Sunday, May 21, 2017


--- Is smiling contagious? ---




Bear Creek Trail

You may have noticed that yawning is contagious. If you yawn in a crowded room, you'll set off a chain reaction that will have people yawning all over the place. Great fun! Right?

Try it with your dog. I'd bet that you can get him or her to yawn.

Other things also tend to be contagious like coughing or clearing your throat. I was on a crew boat one hot summer day headed out on the Gulf of Mexico toward my work as a welder helper on a pipeline barge. The boat was way over capacity. The air conditioner was overloaded and the sea was choppy. Most of us were seasoned salts and it wasn't too bad until one greenhorn lost his lunch and then it was all over. Everybody had to join in. Sea spray or not, I headed for the door. Vomiting is definitely contagious!

But is smiling contagious? I found this suggestion for a study on the Science Buddies website. This is a website devoted to helping student develop plans for science fair projects, but it's a goldmine of suggestions for amateur scientists and lifelong learners looking for ideas. This particular idea can be found at:

Science Buddies Staff. (2014, October 10). Is Smiling Contagious?. Retrieved May 16, 2017 from http://www.sciencebuddies.org/science-fair-projects/project_ideas/HumBeh_p042.shtml

So I headed out for the trail. One direction I would nod at passersby with a neutral expression and record their reactions. On the way back, I would smile and see if they smiled back.

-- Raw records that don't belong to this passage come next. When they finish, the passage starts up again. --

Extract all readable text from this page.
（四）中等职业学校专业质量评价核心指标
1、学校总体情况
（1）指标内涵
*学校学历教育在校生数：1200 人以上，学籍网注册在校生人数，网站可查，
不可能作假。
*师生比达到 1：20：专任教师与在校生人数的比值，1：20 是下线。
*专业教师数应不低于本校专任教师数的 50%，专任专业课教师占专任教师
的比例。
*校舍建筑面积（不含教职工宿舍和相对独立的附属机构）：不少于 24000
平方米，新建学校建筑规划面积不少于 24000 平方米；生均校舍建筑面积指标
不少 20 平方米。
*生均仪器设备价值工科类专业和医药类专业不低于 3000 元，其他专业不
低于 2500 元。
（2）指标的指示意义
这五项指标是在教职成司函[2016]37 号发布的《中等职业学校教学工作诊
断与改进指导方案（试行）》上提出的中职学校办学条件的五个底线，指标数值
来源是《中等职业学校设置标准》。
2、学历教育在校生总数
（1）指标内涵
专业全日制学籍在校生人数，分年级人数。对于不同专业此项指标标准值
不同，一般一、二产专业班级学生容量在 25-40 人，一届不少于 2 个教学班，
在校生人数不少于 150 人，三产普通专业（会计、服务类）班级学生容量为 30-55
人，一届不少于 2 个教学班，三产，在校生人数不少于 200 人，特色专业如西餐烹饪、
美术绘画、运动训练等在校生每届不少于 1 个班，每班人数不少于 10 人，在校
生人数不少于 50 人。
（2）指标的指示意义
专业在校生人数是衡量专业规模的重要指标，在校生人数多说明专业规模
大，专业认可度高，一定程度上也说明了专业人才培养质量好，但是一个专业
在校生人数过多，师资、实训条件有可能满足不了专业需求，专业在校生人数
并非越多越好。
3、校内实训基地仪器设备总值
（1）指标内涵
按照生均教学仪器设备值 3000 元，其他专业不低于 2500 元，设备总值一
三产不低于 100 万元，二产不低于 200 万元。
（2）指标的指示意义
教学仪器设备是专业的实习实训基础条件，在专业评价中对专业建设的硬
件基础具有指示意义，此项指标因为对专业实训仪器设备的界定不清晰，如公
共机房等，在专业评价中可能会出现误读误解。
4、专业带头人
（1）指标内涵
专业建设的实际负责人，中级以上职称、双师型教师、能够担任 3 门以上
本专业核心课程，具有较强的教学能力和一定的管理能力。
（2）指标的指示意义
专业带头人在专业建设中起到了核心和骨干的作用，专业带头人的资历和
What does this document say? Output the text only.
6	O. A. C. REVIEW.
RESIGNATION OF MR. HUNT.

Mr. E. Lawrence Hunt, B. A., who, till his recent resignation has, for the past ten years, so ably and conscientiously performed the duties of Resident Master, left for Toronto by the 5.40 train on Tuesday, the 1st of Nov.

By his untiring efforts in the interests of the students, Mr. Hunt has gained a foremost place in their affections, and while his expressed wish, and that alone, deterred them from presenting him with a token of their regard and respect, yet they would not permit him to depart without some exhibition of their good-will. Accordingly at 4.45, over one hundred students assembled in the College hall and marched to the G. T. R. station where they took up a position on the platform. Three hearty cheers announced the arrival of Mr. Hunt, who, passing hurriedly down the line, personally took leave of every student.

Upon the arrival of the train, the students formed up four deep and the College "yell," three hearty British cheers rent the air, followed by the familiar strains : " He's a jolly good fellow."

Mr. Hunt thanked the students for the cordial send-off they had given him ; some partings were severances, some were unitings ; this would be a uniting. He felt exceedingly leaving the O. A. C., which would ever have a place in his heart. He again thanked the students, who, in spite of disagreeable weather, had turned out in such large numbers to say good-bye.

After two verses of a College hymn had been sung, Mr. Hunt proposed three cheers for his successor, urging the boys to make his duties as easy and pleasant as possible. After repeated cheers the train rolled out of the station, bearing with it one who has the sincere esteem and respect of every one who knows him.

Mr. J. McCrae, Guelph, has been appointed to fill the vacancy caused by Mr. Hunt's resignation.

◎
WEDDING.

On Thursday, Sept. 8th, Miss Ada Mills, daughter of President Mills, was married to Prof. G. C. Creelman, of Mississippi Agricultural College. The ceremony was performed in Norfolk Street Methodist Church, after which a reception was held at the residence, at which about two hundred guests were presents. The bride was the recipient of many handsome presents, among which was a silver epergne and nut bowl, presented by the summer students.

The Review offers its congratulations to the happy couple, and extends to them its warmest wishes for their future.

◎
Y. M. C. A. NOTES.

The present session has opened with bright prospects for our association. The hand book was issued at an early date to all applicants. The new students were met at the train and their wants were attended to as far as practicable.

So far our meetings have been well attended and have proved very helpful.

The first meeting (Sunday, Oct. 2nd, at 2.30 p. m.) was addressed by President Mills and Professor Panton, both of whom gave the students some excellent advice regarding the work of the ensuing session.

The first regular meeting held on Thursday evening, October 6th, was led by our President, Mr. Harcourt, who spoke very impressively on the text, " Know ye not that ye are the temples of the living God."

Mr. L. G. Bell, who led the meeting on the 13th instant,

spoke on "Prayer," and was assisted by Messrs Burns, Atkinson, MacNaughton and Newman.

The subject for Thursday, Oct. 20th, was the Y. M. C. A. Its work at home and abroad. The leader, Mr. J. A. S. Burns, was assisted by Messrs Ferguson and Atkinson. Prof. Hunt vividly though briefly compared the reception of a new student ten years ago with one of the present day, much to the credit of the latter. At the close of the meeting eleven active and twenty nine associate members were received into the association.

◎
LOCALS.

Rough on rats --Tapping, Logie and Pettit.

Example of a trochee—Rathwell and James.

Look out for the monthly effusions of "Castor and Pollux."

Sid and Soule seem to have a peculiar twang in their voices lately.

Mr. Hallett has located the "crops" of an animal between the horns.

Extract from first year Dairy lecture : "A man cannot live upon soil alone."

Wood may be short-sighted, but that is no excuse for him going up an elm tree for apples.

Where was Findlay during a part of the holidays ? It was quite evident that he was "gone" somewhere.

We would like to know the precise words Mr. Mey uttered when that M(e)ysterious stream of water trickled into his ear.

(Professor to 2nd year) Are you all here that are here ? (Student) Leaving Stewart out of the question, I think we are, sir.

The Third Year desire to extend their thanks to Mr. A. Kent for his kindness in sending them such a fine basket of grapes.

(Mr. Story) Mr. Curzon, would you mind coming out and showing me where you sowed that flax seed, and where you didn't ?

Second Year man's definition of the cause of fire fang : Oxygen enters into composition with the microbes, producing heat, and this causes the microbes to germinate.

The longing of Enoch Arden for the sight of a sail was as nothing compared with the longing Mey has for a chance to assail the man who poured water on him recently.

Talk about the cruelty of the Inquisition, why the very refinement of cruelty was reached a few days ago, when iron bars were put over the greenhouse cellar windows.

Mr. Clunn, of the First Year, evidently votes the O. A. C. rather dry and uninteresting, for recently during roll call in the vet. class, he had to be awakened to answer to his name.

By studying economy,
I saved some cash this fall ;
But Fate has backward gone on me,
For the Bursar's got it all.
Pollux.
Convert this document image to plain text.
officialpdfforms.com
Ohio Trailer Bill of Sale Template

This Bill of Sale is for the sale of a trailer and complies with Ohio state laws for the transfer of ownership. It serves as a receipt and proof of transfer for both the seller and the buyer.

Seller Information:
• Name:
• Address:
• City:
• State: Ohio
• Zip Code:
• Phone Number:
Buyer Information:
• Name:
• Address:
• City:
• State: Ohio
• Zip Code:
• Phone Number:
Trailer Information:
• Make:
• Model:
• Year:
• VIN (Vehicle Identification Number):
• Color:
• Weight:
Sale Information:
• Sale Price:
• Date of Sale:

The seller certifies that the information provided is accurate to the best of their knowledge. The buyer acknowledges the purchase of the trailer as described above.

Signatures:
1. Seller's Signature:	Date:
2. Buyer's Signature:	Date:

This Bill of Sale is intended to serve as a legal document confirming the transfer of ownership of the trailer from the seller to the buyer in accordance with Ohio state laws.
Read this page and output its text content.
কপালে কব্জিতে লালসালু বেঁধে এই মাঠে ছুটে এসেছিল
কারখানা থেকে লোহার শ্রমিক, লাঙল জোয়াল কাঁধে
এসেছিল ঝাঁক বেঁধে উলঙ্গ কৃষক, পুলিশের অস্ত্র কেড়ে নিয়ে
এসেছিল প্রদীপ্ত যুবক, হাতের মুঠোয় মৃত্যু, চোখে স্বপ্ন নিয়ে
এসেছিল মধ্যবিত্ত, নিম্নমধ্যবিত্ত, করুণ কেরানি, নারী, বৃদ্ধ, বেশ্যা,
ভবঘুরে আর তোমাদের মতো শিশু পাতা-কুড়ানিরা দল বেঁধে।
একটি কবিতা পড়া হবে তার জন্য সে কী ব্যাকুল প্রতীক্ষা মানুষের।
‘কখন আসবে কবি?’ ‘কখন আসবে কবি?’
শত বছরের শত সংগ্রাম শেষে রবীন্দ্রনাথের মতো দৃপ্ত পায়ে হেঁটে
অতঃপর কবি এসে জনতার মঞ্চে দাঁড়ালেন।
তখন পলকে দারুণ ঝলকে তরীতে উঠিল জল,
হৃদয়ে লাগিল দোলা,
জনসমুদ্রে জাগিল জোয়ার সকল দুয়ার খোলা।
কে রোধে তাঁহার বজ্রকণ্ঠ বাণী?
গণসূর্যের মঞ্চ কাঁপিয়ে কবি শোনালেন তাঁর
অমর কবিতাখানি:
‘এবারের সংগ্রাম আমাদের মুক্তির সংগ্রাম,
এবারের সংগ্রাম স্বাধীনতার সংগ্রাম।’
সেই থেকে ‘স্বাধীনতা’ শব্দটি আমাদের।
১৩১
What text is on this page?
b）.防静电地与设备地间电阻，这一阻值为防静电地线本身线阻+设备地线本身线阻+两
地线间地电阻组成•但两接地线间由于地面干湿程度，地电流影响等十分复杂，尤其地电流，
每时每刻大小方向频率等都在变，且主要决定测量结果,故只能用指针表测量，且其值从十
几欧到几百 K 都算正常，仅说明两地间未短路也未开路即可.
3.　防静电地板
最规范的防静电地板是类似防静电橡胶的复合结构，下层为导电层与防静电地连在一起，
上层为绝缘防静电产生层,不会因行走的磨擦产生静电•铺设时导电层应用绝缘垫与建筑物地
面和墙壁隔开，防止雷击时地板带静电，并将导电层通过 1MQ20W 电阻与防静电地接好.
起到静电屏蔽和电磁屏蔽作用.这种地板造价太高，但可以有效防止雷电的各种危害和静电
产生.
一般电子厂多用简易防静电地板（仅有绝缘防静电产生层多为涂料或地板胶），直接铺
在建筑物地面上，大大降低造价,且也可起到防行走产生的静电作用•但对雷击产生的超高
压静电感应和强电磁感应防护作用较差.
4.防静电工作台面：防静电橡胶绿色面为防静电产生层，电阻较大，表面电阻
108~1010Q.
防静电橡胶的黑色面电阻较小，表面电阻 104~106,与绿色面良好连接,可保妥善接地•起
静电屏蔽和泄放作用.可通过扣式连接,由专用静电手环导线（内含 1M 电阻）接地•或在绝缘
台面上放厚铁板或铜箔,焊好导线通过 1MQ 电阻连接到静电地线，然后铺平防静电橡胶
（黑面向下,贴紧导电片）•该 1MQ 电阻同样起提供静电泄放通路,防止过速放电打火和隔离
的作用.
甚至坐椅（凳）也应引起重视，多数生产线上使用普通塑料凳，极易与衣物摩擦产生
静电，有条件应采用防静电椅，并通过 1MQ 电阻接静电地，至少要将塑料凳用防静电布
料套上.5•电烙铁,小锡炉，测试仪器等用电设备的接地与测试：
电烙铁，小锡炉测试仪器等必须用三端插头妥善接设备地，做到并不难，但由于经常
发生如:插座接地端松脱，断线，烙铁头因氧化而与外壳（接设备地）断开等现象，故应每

The first leg was tough. I almost always smile at people on the trail. It's pretty much automatic. I only sampled people who were actually using the trail. A 1 indicated a person who made eye contact and who displayed a "growing smile". Many people were smiling when they met me and their smile didn't change, so I only recorded people who smiled on making eye contact or whose smile got bigger. The others got a 0.

The results were that I met 80 people on the first leg of the hike and 20 of them smiled at me. I met 77 people coming back and 48 smiled at me. The proportion of people who smiled at me when I gave them a neutral greeting was 0.25, and the proportion who smiled at me when I smiled at them was 0.62.

I used a z test of two proportions to see if there was a significant difference between the two proportions. The one-tail significance was 1.18x10-6 and the two-tail significance was 2.36x10-6. For a significance of less than 0.01 (which both of these are), I take the results to be significant.

So, it seems that smiles are contagious. But there are other important questions. For instance, is the contagion autonomic (hard wired, like yawns) or social. My observations suggest that returning smiles is mostly social, like the phenomenon of reflected posture. When two people are interacting strongly, they will often adopt mirror images of each other's body posture. I noticed that people I met on both legs of the hike often gave contradictory results. They smiled on the first leg and didn't on the second. It looked like fatigue distracted them. I would guess that an autonomic reaction would have occurred anyway.

I also noted that the returned smile was not a necessary sign of friendliness. Some of the people who did not return my smile nevertheless returned a friendly verbal or nonverbal greeting. That makes me think that the returned smile may be a culturally learned response. There seems to be plenty of fertile ground for amateur researchers to cover if they want to look deeper into the phenomenon of the returned smile.